Tempo de ser livre
Era uma sala pequena e simples, com algumas cadeiras e uma secretária a meio, onde se sobrepunham papéis, aqui e ali desalinhados, todos eles timbrados em letras de cor preta: Direcção dos Serviços de Justiça.
A dado momento, entraram os dois jovens adultos, acompanhados por guardas prisionais. Visivelmente nervosos, viviam uma emoção, ou um turbilhão delas, com que pareciam não saber bem o que fazer, se rir se chorar. Foi-lhes indicada a linha onde deveriam assinar, nos documentos colocados diante de si.

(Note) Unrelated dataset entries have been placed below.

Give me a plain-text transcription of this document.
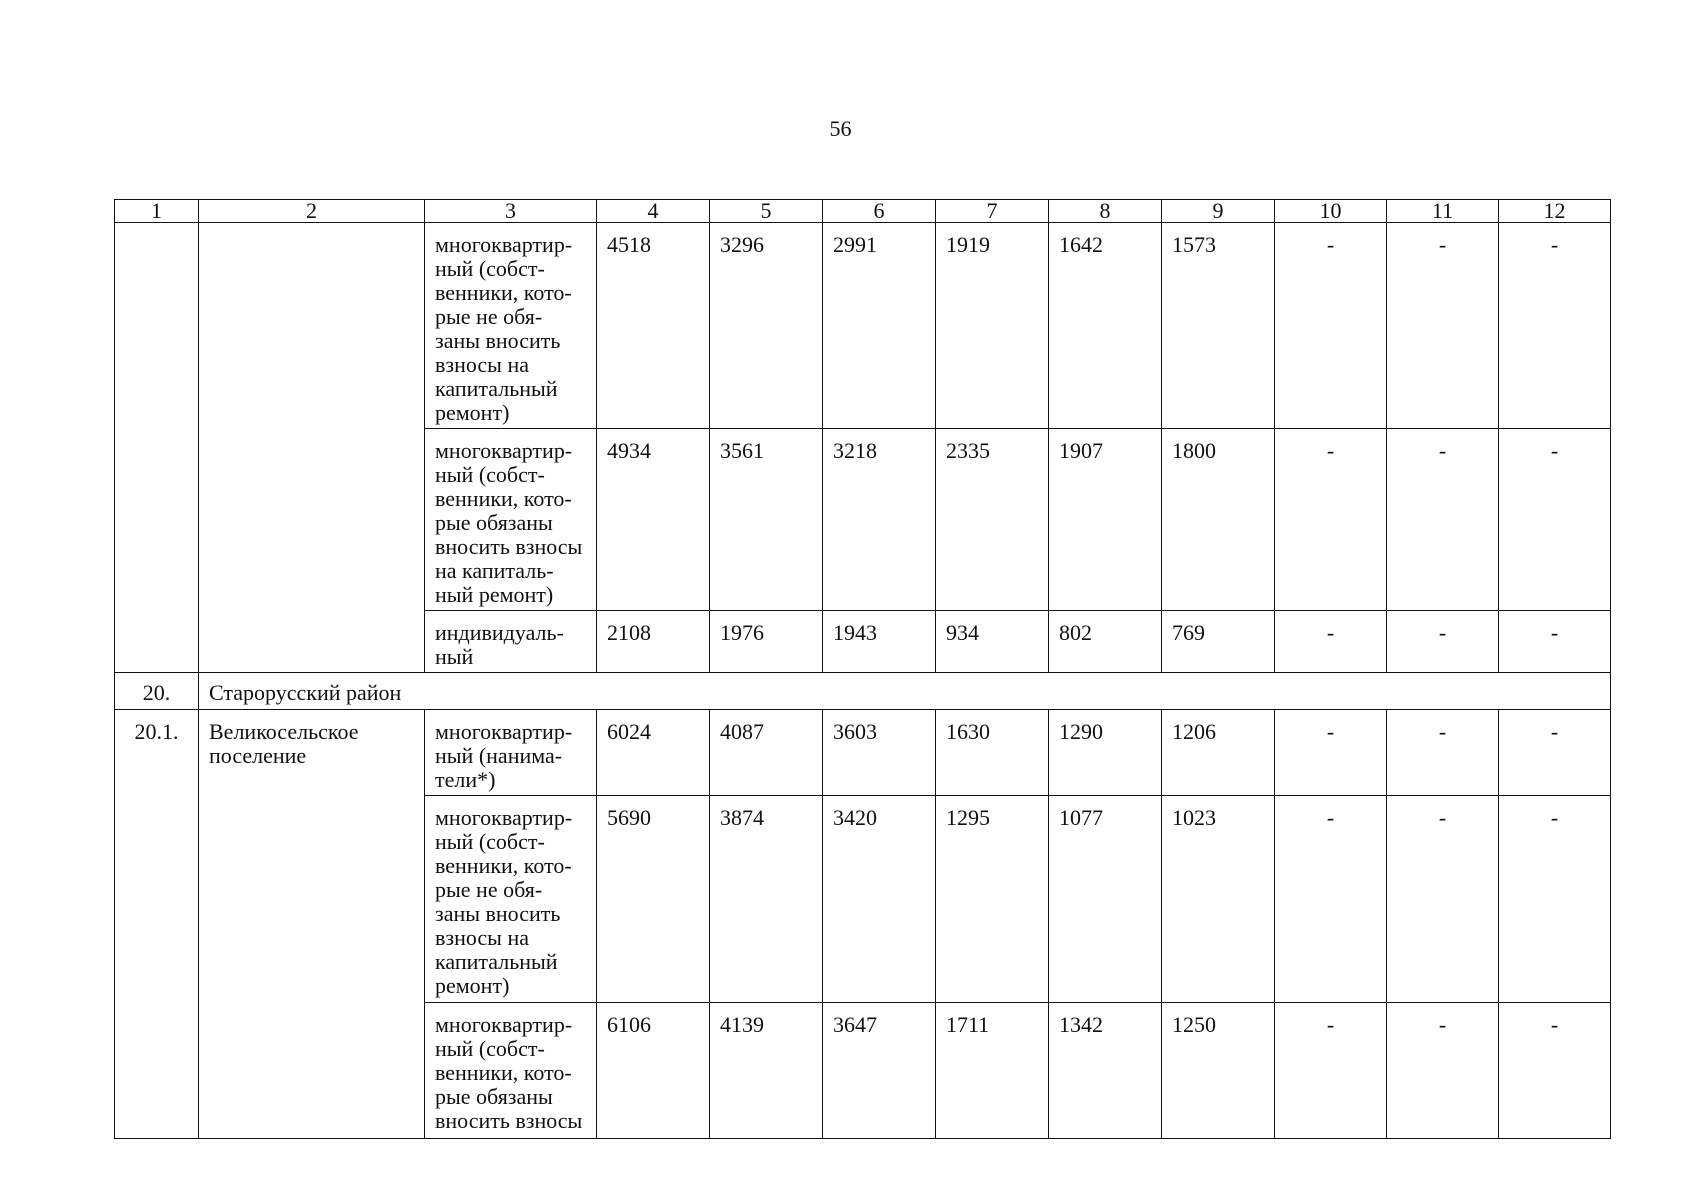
56
1	2	3	4	5	6	7	8	9	10	11	12
		многоквартир-ный (собст-венники, кото-рые не обя-заны вносить взносы на капитальный ремонт)	4518	3296	2991	1919	1642	1573	-	-	-
		многоквартир-ный (собст-венники, кото-рые обязаны вносить взносы на капиталь-ный ремонт)	4934	3561	3218	2335	1907	1800	-	-	-
		индивидуаль-ный	2108	1976	1943	934	802	769	-	-	-
20.	Старорусский район										
20.1.	Великосельское поселение	многоквартир-ный (нанима-тели*)	6024	4087	3603	1630	1290	1206	-	-	-
		многоквартир-ный (собст-венники, кото-рые не обя-заны вносить взносы на капитальный ремонт)	5690	3874	3420	1295	1077	1023	-	-	-
		многоквартир-ный (собст-венники, кото-рые обязаны вносить взносы	6106	4139	3647	1711	1342	1250	-	-	-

Conhecia-os bem. Tinham sido anos a falar com cada um deles, em que haviam partilhado comigo os seus sentimentos, dificuldades, medos e sonhos, ou em reuniões no conhecido Bloco 7, a área de máxima segurança da prisão, onde ocasionalmente uma dúzia de reclusos debatiam ideias e projectos comigo e entre si. Ali tinham formado um grupo musical, que ganhara popularidade nos momentos festivos da prisão, sobretudo nas festas de Natal e do início do Ano Novo Chinês. Era o apoio possível, a meio do peso das longas penas que tinham que cumprir. Há tanto tempo não sabiam o que era caminhar livremente pela rua. Embora a prisão se situasse em Coloane, uma ilha de belas praias, há anos que não mergulhavam nas águas mornas de Hác-Sa ou de Cheoc Van, nem repousavam sobre a areia macia ou desfrutavam simplesmente do prazer de um passeio à beira-mar.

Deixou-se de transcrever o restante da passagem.